As some recent incidents of data leakage at large companies in Brazil show, however, this issue is still critical. The dissemination of cases involving financial institutions after CMN Resolution 4,658 came into effect also showed that this sector is not immune to cyber attacks, despite the current regulatory framework.

Therefore, the new rule issued by the CVM introduces a series of additional obligations for brokerage firms in relation to CMN Resolution 4,658, without breaking with its logic or creating incompatibilities with the standards and practices in force.

The main changes involve a more detailed approach by the regulator. While CMN Resolution 4,658 is less thorough and gives institutions ample room to define their policies and models according to their own needs, ICVM 612 opted to detail the regulation of some points, defining minimum content for certain items of the policies established.

For example, while CMN Resolution 4,658 provides that it is incumbent on the institution to define what relevant incidents are without imposing specific content,[2] ICVM 612 requires that incidents affecting critical processes or sensitive information, as well as those with a significant impact on clients, must necessarily be on the list of incidents defined as relevant by the institution.[3]

A similar fact occurs with the classification of data. CMN Resolution 4,658 requires it to be done, but does not specify the content thereof.[4] In turn, ICVM 612 determines that, as a minimum, registration data and information that allow identification of client transactions are considered sensitive.[5]

The obligations in addition to CMN Resolution 4,658 created by ICVM 612 may be reviewed in the comparative table below:

Obligation described in CMN Resolution 4,658

Additional obligation imposed by ICVM 612*

The classification of data as to relevance must be done according to guidelines defined in the Cyber Security Policy (article 3, V, “c”). The standard does not define which types of data are to be considered relevant.

At the very least, registration data and information enabling identification of clients or their transactions and positions must be considered relevant/sensitive (article 35-E, sole paragraph).

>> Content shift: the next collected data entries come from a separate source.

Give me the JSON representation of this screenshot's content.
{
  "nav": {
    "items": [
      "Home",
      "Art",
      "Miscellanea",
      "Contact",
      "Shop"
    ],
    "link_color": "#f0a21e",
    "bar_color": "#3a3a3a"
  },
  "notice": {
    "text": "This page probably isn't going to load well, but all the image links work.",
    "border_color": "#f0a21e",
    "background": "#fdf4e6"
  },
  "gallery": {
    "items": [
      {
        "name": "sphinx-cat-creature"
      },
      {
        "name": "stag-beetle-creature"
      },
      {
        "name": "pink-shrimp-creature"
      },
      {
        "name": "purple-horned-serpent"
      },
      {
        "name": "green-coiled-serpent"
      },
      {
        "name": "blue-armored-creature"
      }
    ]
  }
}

The Policy should bring in a number of provisions on cyber security, including vulnerability assessment, cyber security objectives, and specific procedures for them to be met (article 3).

The Policy should also provide for a mapping of the cyber risks to which the brokerage firm is exposed (article 35-H, I).

The classification of incidents as to relevance must be established in accordance with the guidelines defined in the Policy (article 3, V, “d”). There is no definition of the types of incidents that should necessarily be deemed relevant.

As a minimum, incidents affecting critical processes or sensitive information, as well as those with significant impacts on clients must mandatorily be considered relevant (article 35-D, paragraph 4).

The Policy should provide for procedures to be adopted in the event of relevant incidents, but the standard does not define minimum mandatory procedures, but only requires provisions on mitigation of effects of incidents and business continuity in risk management policies. Specific actions would be defined in the Policy (article 19 and 20).

Guidelines should also be established to carry out business continuity tests, but there is no mandatory minimum frequency (article 3, V, “a” and article 19, III).

In the procedures defined in the Policy, internal and external communication actions should be included, including those aimed at clients and managers of organized markets. Also specified are some services that must necessarily be covered by continuity plans: receipt and execution of client orders, settlement with clearing houses and clients and reconciliation of positions (article 35-A).

In addition, a minimum frequency of one year has been established for continuity tests (article 35-A).

The BCB should be informed of relevant incidents causing a crisis at the institution. In theory, if an incident is not provided for in the Policy as relevant, it need not be reported.

The minimum content of the communication is the information on the occurrence and the measures taken to remedy it (article 20, III).

In addition to material incidents (including those affecting critical systems and having a significant impact on clients), episodes that cause the triggering of continuity plans, whether defined as material incidents or not, must be reported to the CVM's Market and Broker Relations Bureau (SMI) (article 35-A, paragraph 4, article 35-C, paragraph 1, and article 35-I, paragraph 1).

The minimum content of the communication to the SMI is more extensive. In addition to a description of the incident and the remedial measures, the following must be included: (i) the data affected, (ii) the clients potentially affected, and (iii) the time taken to resolve the event or deadline for doing so, as well as any other relevant information (article 35-A, paragraph 4, article 35-C, paragraph 1, and article 35-I, paragraph 1).

The Policy should provide for training programs and personnel evaluation as mechanisms to disseminate the culture of cyber security (article 3, VI, "a"), without further specification in that regard.

The frequency of training becomes mandatory content in the Policy (article 35-D, paragraph 2, III).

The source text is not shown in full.